Le bâtiment est spécialement conçu pour les adultes autistes et pourra en accueillir sept.
Le bâtiment est spécialement conçu pour les adultes autistes et pourra en accueillir sept. - Architectes : Florence Bibaut et cabinet Belliere-Maniere

Aujourd’hui, les jeunes Axonais atteints de troubles de l’autisme sont souvent hébergés dans d’autres départements, voire à l’étranger. « Les aides versées par le Département pour ces «expatriés» représentent plusieurs millions d’euros chaque année. C’est de surcroît, et surtout, un éloignement difficile à gérer pour leurs familles ». La prise en charge locale des jeunes autistes est insuffisante et le conseiller départemental de Soissons Pascal Tordeux l’a résumé ce vendredi matin.

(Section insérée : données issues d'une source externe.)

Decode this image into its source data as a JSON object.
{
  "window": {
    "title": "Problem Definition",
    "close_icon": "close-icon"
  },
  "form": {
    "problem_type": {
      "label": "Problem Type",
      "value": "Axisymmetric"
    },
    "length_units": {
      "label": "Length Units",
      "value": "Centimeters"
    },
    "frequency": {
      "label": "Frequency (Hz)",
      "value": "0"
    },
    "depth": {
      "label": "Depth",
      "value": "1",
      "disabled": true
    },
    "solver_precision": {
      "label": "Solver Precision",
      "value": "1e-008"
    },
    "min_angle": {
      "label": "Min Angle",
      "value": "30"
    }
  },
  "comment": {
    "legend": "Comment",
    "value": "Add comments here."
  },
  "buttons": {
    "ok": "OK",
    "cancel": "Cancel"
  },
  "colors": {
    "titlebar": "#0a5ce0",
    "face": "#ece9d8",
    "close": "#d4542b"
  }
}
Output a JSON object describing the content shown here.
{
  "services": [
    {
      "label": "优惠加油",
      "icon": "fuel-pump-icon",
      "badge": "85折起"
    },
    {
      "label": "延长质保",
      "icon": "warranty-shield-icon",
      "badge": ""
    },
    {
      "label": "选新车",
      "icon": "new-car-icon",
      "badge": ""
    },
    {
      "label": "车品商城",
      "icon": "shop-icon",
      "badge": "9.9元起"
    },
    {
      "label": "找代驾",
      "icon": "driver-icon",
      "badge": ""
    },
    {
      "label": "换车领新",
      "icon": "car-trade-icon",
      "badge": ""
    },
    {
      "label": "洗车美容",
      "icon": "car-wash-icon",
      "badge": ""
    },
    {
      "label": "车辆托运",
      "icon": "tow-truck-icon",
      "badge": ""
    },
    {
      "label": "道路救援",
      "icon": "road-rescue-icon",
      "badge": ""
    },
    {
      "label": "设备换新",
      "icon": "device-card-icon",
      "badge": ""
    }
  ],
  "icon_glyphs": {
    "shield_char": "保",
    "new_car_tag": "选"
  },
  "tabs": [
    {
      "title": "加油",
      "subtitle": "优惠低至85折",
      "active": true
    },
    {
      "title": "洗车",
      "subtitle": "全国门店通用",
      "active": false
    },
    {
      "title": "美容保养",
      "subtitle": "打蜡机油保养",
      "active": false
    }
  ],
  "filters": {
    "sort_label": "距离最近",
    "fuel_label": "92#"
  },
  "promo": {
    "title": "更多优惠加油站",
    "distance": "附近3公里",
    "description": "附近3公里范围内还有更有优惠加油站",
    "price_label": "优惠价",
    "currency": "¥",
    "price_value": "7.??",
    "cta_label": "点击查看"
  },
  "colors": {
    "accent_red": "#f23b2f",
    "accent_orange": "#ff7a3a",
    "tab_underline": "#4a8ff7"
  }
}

C’était lors de la pose de la première pierre d’une réponse à ces deux problèmes : la construction d’un foyer dédié aux jeunes adultes atteints de troubles du spectre de l’autisme (TSA). «  Les jeunes autistes n’ont rien à faire dans un hôpital psychiatrique. Ils nécessitent un accompagnement spécifique » a commenté le député de Soissons-Chauny, Marc Delatte.

Un bâtiment de 373 m2 va donc voir le jour derrière l’actuel foyer d’accueil médicalisé pour personnes handicapées (FAM) géré par l’Association des parents d’enfants inadaptés (APEI) de Soissons. Il est situé 8 rue du Belvédère, juste à côté du centre social Saint-Waast-Saint-Médard.

Sept places seront proposées dès son ouverture, prévue début 2020, à des adultes autistes nécessitant un suivi éducatif et médical important. Actuellement, il n’existe qu’une structure dans le département, à Villequier-Aumont près de Tergnier, susceptible de proposer ce type de prise en charge. Le futur foyer va ainsi être le « chaînon manquant » dans la prise en charge de l’autisme. « Depuis 2005, l’IME de Belleu offre 8 places pour les enfants et adolescents souffrant de TSA. Grâce au nouveau foyer, nous pourrons les prendre en charge à l’âge adulte. Actuellement, il y a une rupture et elle est source de souffrance et d’inquiétude », observe Anny Pignignoli, la présidente de l’APEI de Soissons.

Les lieux ont été entièrement conçus pour cette population aux besoins très particuliers : circulation facilitée, lumières et couleurs non agressives, salles de répit, conception architecturale particulière (escalier en rond…). « Il accueillera des adultes dont le handicap ne leur permet pas, ou plus, de vivre dans le cadre familial. Les personnes atteintes d’autisme développent en effet des troubles particuliers, comme ceux liés au langage, à la communication, au comportement ou à l’interaction sociale », souligne l’APEI.